Since Egypt launched its first broadcasts in 1960, state-run channels have held a monopoly on terrestrial broadcast.[2] The Ministry of Information strictly regulated private satellite channels as well.[2] The Egyptian Radio and Television Union, a government entity, owns all 17 terrestrial channels. Channel 1 and Channel 2 are the network’s main channels and broadcast across Egypt. The state-owned Nile TV is the main foreign language channel, aims at promoting Egypt's state point of view and promote tourism. There are 6 regional terrestrial channels, which used to all be broadcast to Greater Cairo, but as of 2007, only Greater Cairo channel (Channel 3) of the regional channels is broadcast to Greater Cairo. Most terrestrial channels were in fact satellite channels owned by ERTU, but simulcasted to Greater Cairo, since 2007.

The state's 23 channels are reported to have, as of 2012, "a small and dwindling viewership".[1]

The Muslim Brotherhood has its own satellite channel, known as Misr 25.[1]

There are also many private satellite stations. As of 2002, there used to be only two, Al-Mehwar and Dream, though the government has a financial stake in both channels.[1] Since the 2011 revolution, more channels have launched, including Capital Broadcast Center and Al Nahar, which have managed to attract significant viewership. Rotana launched Rotana Misriya, a channel broadcasting programs aimed at the Egyptian market.[1]

Subscription television penetration is low, estimated to be 9% in 2011, which is contained of OSN and Arab Radio and Television Network. OSN was formed in 2009 by merging Orbit and Showtime Arabia. All of which are not owned by Egyptian companies, but by Persian Gulf companies.

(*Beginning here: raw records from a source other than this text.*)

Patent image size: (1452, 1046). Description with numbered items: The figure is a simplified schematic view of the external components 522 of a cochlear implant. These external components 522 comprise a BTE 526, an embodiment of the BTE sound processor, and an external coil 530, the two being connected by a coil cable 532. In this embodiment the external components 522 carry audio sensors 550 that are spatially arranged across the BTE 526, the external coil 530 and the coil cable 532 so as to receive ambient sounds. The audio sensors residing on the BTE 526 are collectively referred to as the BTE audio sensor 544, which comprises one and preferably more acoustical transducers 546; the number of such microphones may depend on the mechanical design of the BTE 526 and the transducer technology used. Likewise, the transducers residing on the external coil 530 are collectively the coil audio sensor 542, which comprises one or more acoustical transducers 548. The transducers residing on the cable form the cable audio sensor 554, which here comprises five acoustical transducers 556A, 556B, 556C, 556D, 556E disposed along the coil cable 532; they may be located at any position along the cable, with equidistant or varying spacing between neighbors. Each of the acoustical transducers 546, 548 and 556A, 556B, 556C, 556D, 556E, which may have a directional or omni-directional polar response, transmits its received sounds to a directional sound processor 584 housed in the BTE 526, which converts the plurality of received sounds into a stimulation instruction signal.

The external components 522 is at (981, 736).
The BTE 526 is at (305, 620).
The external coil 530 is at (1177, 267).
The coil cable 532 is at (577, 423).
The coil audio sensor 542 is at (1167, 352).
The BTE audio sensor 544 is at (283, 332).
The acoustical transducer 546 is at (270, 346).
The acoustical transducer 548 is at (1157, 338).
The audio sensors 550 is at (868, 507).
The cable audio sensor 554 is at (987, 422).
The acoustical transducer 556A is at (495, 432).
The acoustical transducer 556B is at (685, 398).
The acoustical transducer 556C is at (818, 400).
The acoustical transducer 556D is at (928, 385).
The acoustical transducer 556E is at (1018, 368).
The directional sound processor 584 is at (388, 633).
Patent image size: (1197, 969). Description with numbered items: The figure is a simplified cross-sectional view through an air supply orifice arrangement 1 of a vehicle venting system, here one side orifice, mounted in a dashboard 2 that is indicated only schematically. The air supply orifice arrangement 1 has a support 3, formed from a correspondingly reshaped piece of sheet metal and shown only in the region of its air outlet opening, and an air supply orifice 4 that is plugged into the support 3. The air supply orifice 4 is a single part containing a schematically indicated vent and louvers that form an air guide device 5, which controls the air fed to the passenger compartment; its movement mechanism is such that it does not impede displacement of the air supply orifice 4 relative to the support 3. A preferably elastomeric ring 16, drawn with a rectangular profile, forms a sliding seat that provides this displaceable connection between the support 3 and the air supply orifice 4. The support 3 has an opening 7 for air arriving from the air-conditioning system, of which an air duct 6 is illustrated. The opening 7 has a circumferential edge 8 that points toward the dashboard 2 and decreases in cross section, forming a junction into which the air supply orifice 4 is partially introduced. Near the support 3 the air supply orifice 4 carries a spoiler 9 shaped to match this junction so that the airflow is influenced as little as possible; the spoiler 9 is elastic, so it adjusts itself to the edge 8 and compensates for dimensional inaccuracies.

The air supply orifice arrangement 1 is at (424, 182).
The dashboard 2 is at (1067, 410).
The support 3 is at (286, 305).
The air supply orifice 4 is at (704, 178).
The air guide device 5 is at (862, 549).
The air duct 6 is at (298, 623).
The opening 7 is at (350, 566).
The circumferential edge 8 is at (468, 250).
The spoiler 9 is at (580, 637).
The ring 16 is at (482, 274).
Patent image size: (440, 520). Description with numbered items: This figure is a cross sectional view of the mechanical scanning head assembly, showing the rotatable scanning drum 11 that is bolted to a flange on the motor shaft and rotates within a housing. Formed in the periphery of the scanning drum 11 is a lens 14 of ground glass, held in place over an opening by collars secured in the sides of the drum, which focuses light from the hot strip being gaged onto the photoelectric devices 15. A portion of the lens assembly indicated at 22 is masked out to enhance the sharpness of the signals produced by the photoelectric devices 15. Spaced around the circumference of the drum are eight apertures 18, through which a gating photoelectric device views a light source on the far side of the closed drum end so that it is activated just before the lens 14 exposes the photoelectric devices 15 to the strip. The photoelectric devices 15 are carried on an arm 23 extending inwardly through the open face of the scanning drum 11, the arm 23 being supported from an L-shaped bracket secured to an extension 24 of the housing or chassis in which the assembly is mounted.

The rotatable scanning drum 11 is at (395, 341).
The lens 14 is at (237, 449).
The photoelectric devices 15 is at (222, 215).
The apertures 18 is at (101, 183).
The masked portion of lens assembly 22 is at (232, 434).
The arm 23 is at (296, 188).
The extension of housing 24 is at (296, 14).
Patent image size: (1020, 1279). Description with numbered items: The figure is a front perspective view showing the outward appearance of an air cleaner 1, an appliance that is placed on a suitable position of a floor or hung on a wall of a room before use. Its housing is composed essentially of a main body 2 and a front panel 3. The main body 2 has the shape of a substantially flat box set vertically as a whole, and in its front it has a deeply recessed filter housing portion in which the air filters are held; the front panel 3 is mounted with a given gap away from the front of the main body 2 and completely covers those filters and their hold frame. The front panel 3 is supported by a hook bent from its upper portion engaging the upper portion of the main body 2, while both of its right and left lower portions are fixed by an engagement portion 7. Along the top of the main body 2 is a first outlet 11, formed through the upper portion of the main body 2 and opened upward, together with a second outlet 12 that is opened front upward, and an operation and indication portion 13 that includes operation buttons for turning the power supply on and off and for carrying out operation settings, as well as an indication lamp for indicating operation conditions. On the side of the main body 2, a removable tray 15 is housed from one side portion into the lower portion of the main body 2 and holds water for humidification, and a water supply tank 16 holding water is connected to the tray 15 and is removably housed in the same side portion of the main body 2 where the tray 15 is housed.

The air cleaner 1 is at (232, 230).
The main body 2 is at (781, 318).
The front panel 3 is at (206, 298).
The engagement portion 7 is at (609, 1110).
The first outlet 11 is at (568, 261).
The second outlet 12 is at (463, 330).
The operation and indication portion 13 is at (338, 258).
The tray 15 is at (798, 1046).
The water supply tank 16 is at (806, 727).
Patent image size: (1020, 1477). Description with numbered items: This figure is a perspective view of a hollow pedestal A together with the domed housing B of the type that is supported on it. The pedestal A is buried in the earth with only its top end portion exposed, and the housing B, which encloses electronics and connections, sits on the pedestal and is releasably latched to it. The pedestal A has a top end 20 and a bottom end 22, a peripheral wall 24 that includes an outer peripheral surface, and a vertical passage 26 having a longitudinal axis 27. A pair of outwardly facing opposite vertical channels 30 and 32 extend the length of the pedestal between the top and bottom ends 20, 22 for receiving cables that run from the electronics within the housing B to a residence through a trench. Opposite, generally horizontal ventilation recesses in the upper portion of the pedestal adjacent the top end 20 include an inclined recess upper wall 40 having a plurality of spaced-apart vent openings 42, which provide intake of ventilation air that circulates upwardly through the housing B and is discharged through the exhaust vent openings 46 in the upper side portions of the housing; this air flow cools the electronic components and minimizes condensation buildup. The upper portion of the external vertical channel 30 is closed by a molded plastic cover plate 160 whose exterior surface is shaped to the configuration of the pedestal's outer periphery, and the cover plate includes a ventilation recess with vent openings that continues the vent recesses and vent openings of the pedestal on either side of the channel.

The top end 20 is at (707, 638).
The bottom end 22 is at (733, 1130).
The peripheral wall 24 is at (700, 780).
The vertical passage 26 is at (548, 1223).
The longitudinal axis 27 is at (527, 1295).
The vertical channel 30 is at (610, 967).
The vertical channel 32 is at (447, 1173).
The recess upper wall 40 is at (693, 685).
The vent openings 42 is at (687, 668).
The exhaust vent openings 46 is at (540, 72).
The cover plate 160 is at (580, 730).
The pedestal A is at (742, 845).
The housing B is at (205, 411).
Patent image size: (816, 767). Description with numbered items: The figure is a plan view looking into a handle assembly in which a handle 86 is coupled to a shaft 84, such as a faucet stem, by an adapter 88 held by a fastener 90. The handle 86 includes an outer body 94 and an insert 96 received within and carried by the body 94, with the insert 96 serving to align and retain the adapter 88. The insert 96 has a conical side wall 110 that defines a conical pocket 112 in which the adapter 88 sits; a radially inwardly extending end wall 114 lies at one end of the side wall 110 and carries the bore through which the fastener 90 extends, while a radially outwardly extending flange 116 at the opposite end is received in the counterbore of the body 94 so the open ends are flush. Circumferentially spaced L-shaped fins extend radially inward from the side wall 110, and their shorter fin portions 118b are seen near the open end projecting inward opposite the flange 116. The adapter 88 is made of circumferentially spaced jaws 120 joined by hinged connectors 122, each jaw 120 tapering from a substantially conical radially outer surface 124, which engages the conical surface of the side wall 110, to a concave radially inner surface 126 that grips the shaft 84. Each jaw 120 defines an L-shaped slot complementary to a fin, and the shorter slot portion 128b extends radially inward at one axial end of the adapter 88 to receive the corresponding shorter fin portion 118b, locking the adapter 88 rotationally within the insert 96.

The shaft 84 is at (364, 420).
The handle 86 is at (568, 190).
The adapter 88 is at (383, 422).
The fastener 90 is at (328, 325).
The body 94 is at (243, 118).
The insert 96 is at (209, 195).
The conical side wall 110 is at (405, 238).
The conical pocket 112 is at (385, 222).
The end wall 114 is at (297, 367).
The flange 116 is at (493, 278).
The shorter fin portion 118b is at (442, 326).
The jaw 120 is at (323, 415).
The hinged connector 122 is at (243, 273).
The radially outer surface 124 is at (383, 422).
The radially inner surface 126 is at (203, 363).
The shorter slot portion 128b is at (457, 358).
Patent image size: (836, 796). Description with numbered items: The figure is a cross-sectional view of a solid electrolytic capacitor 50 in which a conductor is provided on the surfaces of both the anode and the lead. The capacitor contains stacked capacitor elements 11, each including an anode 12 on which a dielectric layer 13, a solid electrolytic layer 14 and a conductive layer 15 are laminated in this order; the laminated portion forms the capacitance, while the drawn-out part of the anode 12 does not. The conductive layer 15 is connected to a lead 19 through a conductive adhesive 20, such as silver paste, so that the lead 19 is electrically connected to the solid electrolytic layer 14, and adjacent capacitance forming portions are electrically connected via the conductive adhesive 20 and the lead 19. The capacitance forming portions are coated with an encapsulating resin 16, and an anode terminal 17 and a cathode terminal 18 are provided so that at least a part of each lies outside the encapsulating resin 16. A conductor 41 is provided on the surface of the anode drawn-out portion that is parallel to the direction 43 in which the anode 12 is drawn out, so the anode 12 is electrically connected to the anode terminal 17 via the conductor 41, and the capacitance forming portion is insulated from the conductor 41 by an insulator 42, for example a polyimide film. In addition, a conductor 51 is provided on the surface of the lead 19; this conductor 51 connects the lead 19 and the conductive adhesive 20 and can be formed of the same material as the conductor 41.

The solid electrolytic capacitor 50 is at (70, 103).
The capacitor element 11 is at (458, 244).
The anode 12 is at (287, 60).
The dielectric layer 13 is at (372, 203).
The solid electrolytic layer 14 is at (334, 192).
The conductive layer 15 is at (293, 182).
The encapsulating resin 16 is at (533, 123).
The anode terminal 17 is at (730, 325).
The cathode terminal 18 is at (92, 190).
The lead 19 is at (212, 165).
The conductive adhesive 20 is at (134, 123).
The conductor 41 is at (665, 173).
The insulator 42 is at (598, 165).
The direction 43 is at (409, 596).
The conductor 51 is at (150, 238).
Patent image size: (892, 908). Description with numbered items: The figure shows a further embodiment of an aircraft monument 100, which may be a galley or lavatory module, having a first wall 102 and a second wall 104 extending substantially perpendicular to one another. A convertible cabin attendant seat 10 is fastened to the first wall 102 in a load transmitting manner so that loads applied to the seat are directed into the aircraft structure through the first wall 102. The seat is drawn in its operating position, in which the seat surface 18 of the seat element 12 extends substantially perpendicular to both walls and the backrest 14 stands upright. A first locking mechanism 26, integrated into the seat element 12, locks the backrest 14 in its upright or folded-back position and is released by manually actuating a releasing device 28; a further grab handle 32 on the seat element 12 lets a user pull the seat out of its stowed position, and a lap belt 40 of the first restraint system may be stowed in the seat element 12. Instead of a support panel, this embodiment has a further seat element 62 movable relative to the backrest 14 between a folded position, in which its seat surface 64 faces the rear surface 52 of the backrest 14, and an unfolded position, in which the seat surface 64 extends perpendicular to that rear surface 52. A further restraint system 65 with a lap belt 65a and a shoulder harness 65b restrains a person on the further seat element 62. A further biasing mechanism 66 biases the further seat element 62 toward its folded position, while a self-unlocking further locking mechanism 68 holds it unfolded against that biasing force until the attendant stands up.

In the 1990s, there used to be an Egyptian company called CNE (Cable Network of Egypt) which provided a few foreign pay TV stations broadcast terrestrially over the air (CNN International, MTV Europe with one show made for Arab League viewers, and other defunct channels), but needed a special receiver and a card.

The overwhelming number of private satellite stations launched during 2008 till 2012 has changed the Egyptian TV production market drastically, lifting the dominant hand of state-run channels off the market. Over 50 TV series[3] have been broadcast annually during Ramadan[4] – Main TV viewership season. Introduction of dubbed TV shows – from Turkey and India mainly- on Egyptian TV channels made the market more competitive.[5] Egyptian TV productions companies started to adapt in efforts to match the foreign offerings which started to dominate the market.[6] Companies like Egyptian Arts Group, Al Adl Group and many others started doubling their annual production budgets in efforts to match the foreign TV series offerings in terms of quality of production.